Inwestycje miały przynieść zyski. Mężczyzna stracił prawie 400 tysięcy złotych
Inwestycje na giełdzie zakończyły się utratą niemal 400 tysięcy złotych. Mężczyzna znalazł ofertę w internecie. Dostał nawet umowę, na której widniało logo istniejącej firmy. Niestety broker okazał się oszustem. Policjanci po raz kolejny przypominają, by przed inwestowaniem dokładnie poznać mechanizmy działania giełdy i powierzyć swoje pieniądze wyłącznie zaufanym firmom.
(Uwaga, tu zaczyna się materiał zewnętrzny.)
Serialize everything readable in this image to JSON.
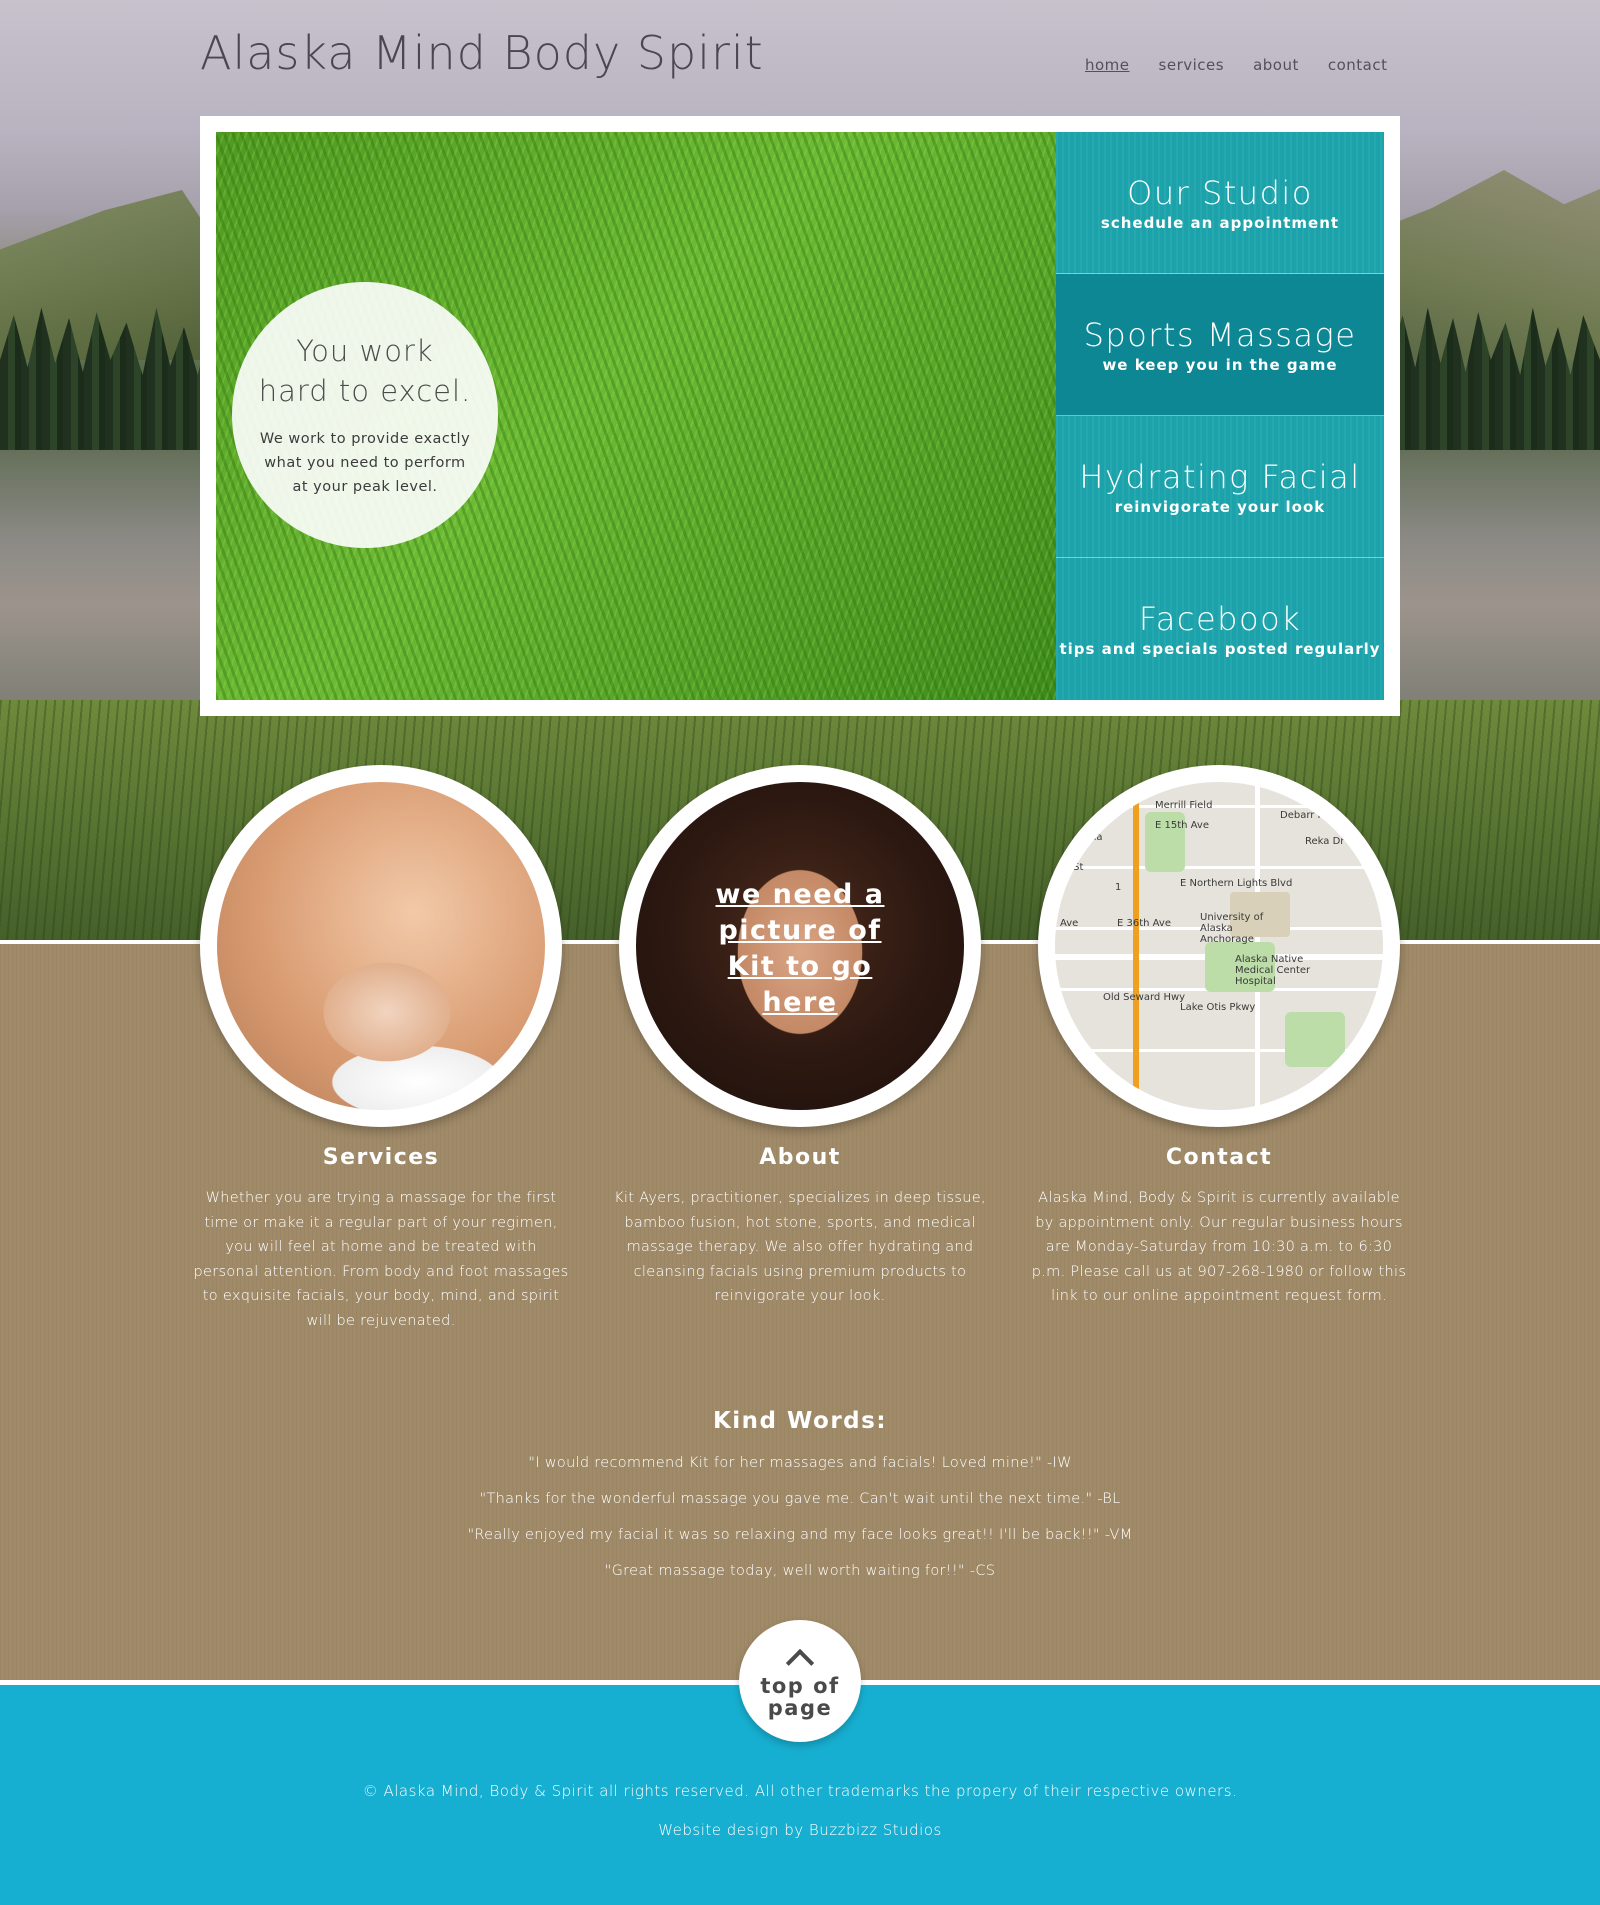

Do policjantów zgłosił się starszy mieszkaniec powiatu gorzowskiego, który stracił niebagatelną kwotę. Mężczyzna przeglądał internetowe strony i zauważył reklamę. Obiecywano w niej zysk po zainwestowaniu pieniędzy na giełdzie. Mężczyzna zostawił numer telefonu do siebie, a już kolejnego dnia zadzwonili do niego rzekomi przedstawiciele firmy. Przekonywali o zyskach i namawiali na wpłacenie początkowo 800 złotych. Pokrzywdzony otrzymał nawet umowę. Przez kolejne dni otrzymywał instrukcje dotyczącą inwestowania. Wpłacił łącznie 100 tysięcy złotych będąc przekonanym, że za chwilę otrzyma ogromną wypłatę.
Niestety żadnych pieniędzy nie otrzymał, a kiedy mężczyzna zalogował się po kilku dniach na konto zobaczył, że zniknęły z niego wszystkie oszczędności. Łącznie straty wyniosły prawie 400 tysięcy złotych. Policjanci wyjaśniają w jakich okolicznościach zniknęły z konta.
Funkcjonariusze po raz kolejny przypominają, by decyzję o inwestowaniu podejmować rozsądnie. Sprawdzajmy gdzie pieniądze są przelewane. Niech nie zmyli nas fakt, że ktoś przedstawia się za przedstawiciela znanej firmy. Doświadczenie mundurowych podpowiada, że obietnica szybkich zysków kończy się zazwyczaj sporymi stratami.